Yine çıkmış ortalığa. Karşılaşıyoruz bahçede. Gülümseyerek selam veriyorum. Üç yıldır orada, biliyorum. Tek başına. Bir ailesi yok. Sanırım. Çünkü bahçede ve civarda başka bir kirpi görmedim. Gören de yok. Kediler var, tek tük. Sırnaşık ve sevimli. Bir de insanlar var, tabii ki. Alabildiğine sıradan ve kendi halinde. Yine de sonuçta hep beraber yaşayıp gidiyoruz işte. O bahçede.

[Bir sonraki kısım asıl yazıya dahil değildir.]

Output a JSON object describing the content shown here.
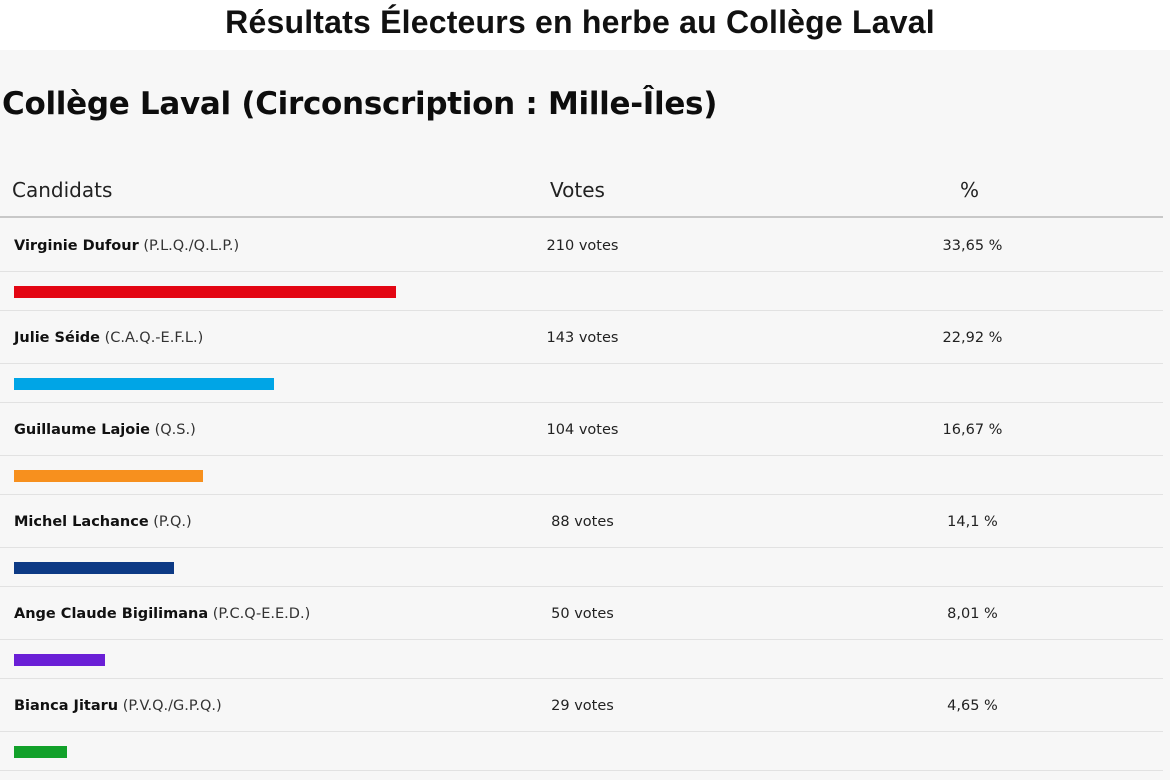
{
  "header": {
    "title": "Résultats Électeurs en herbe au Collège Laval"
  },
  "section": {
    "title": "Collège Laval (Circonscription : Mille-Îles)"
  },
  "table": {
    "col_candidates": "Candidats",
    "col_votes": "Votes",
    "col_pct": "%"
  },
  "chart_data": {
    "type": "bar",
    "title": "Résultats Électeurs en herbe au Collège Laval",
    "subtitle": "Collège Laval (Circonscription : Mille-Îles)",
    "rows": [
      {
        "name": "Virginie Dufour",
        "party": "(P.L.Q./Q.L.P.)",
        "votes": 210,
        "votes_label": "210 votes",
        "pct": 33.65,
        "pct_label": "33,65 %",
        "color": "#e30613"
      },
      {
        "name": "Julie Séide",
        "party": "(C.A.Q.-E.F.L.)",
        "votes": 143,
        "votes_label": "143 votes",
        "pct": 22.92,
        "pct_label": "22,92 %",
        "color": "#00a5e6"
      },
      {
        "name": "Guillaume Lajoie",
        "party": "(Q.S.)",
        "votes": 104,
        "votes_label": "104 votes",
        "pct": 16.67,
        "pct_label": "16,67 %",
        "color": "#f7901e"
      },
      {
        "name": "Michel Lachance",
        "party": "(P.Q.)",
        "votes": 88,
        "votes_label": "88 votes",
        "pct": 14.1,
        "pct_label": "14,1 %",
        "color": "#0d3a85"
      },
      {
        "name": "Ange Claude Bigilimana",
        "party": "(P.C.Q-E.E.D.)",
        "votes": 50,
        "votes_label": "50 votes",
        "pct": 8.01,
        "pct_label": "8,01 %",
        "color": "#6a1fd6"
      },
      {
        "name": "Bianca Jitaru",
        "party": "(P.V.Q./G.P.Q.)",
        "votes": 29,
        "votes_label": "29 votes",
        "pct": 4.65,
        "pct_label": "4,65 %",
        "color": "#12a12a"
      }
    ]
  }
}
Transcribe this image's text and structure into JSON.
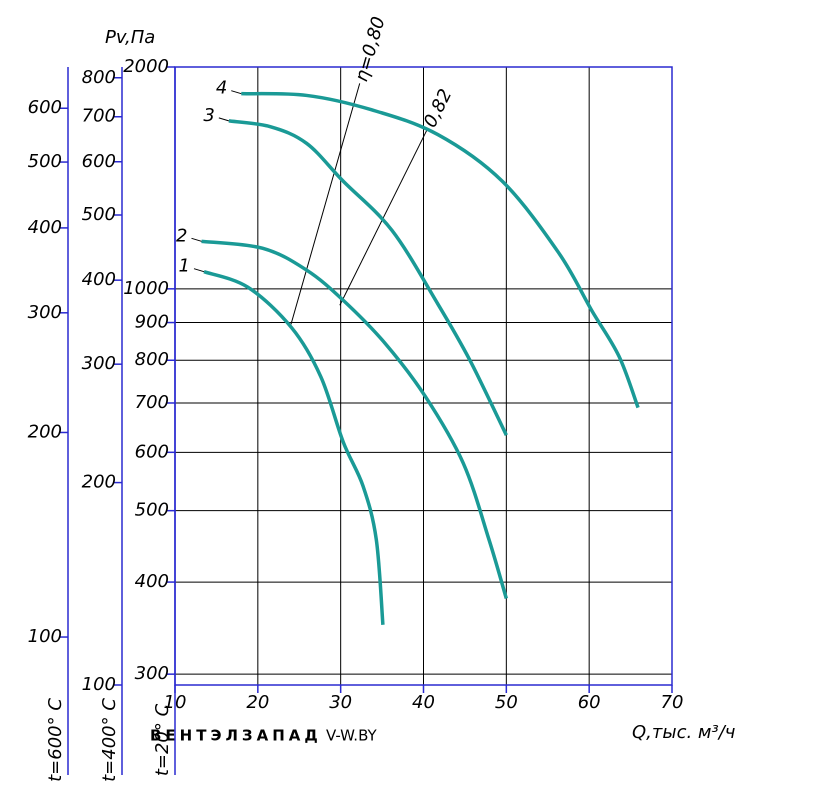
{
  "chart_data": {
    "type": "line",
    "y_label": "Pv,Па",
    "x_label": "Q,тыс. м³/ч",
    "watermark": [
      "ВЕНТЭЛЗАПАД",
      "V-W.BY"
    ],
    "xlim": [
      10,
      70
    ],
    "xticks": [
      10,
      20,
      30,
      40,
      50,
      60,
      70
    ],
    "log_y": true,
    "ylabel": "t=20° C",
    "ylim": [
      290,
      2000
    ],
    "yticks": [
      300,
      400,
      500,
      600,
      700,
      800,
      900,
      1000,
      2000
    ],
    "y2label": "t=400° C",
    "y2lim": [
      100,
      830
    ],
    "y2ticks": [
      100,
      200,
      300,
      400,
      500,
      600,
      700,
      800
    ],
    "y3label": "t=600° C",
    "y3lim": [
      85,
      690
    ],
    "y3ticks": [
      100,
      200,
      300,
      400,
      500,
      600
    ],
    "grid": true,
    "series": [
      {
        "name": "1",
        "color": "#1a9a96",
        "x": [
          13.5,
          18.8,
          24.1,
          27.6,
          30.3,
          32.7,
          34.3,
          35.1
        ],
        "values": [
          1055,
          1005,
          885,
          760,
          620,
          540,
          457,
          350
        ]
      },
      {
        "name": "2",
        "color": "#1a9a96",
        "x": [
          13.2,
          20.6,
          25.9,
          30.3,
          35.3,
          40.2,
          44.8,
          47.9,
          50
        ],
        "values": [
          1160,
          1135,
          1060,
          965,
          845,
          715,
          580,
          457,
          380
        ]
      },
      {
        "name": "3",
        "color": "#1a9a96",
        "x": [
          16.5,
          21.5,
          25.9,
          30.3,
          36.2,
          41.7,
          45.6,
          50
        ],
        "values": [
          1690,
          1660,
          1575,
          1400,
          1200,
          955,
          800,
          633
        ]
      },
      {
        "name": "4",
        "color": "#1a9a96",
        "x": [
          18,
          25.9,
          33.7,
          41.7,
          49.5,
          56.3,
          60.3,
          63.6,
          65.9
        ],
        "values": [
          1840,
          1830,
          1750,
          1620,
          1400,
          1120,
          935,
          810,
          690
        ]
      }
    ],
    "efficiency_lines": [
      {
        "name": "η=0,80",
        "x": [
          24.0,
          32.3
        ],
        "values": [
          895,
          1900
        ]
      },
      {
        "name": "0,82",
        "x": [
          29.9,
          40.5
        ],
        "values": [
          950,
          1650
        ]
      }
    ]
  }
}
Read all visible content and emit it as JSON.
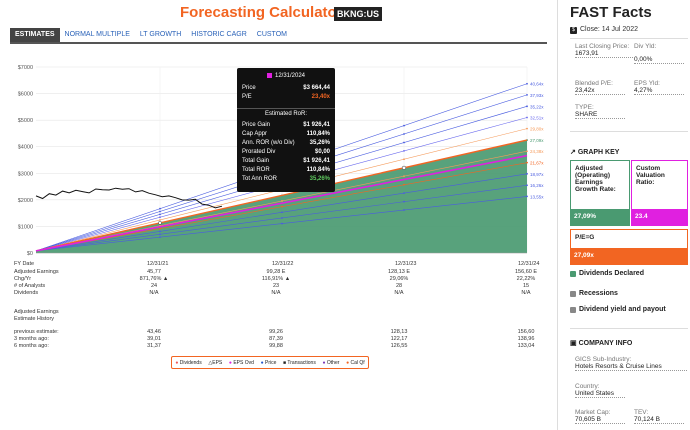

Ama kirpiyi bir ayrı seviyorum. Yanından geçerken meraklı gözlerle izliyor beni. Biliyorum tedirgin ama üç yıldır karşılaşıyoruz ve az çok tanıdık artık birbirimizi. Hayata beraber meydan okuyoruz, sanki. Ama daha çok o meydan okuyor. Onca betonun arasında hayatta kalabiliyor. Ve bir insan olarak şaşırıyorum onun direngenliğine. Hatta özeniyorum. Tek başına yaşayabilmesine, kendini koruyabilmesine.
**
Küba’da da en çok buna şaşırmıştım. Onca betonun arasında Küba’nın tek başına yaşayabilmesine, kendini korumasına. “90lar” demişti Norma, “çok zordu. Çoğu zaman tek öğün yemek vardı ve bazen o da yoktu.” Sovyetlerin yenilmesi ülke ekonomisini felç etmişti. Ama dayanmışlardı. Karşımda gülümseyerek o günleri anlatırken Norma, ben 90ları düşünmüştüm. Türkiye’de ve dünyada. Televizyonlarda Çiller, baba Bush ve Çarkıfelek vardı.
Tamam, küçük bir grup direnebilir. Bir çekirdek kendisini koruyabilir. Ama ya koca bir ülke? Koca bir toplum? Nasıl ikna edilirdi ki? Başka bir yol yoktu da katlanmışlar mıydı o günlere? Düşündükçe Türkiyeli kafam yanlış cevaplar buluyordu yanlış sorulara.
Tüm dünyanın bambaşka bir yere gittiği bir kesitte, hani neredeyse tek başına direnen bir ülkeydi Küba.
Ha, başka direnenler yok muydu aynı dönemde? Artık açık yüreklilikle sorabiliyorum kendime: Mızmızlanmak ne zaman direnmek oldu ki? Şimdi geriye bakıyorum da 90lardan bu yana ne de çok mızmızlanma var ve kendini direniş diye nasıl da yutturabilmiş tüm bunlar.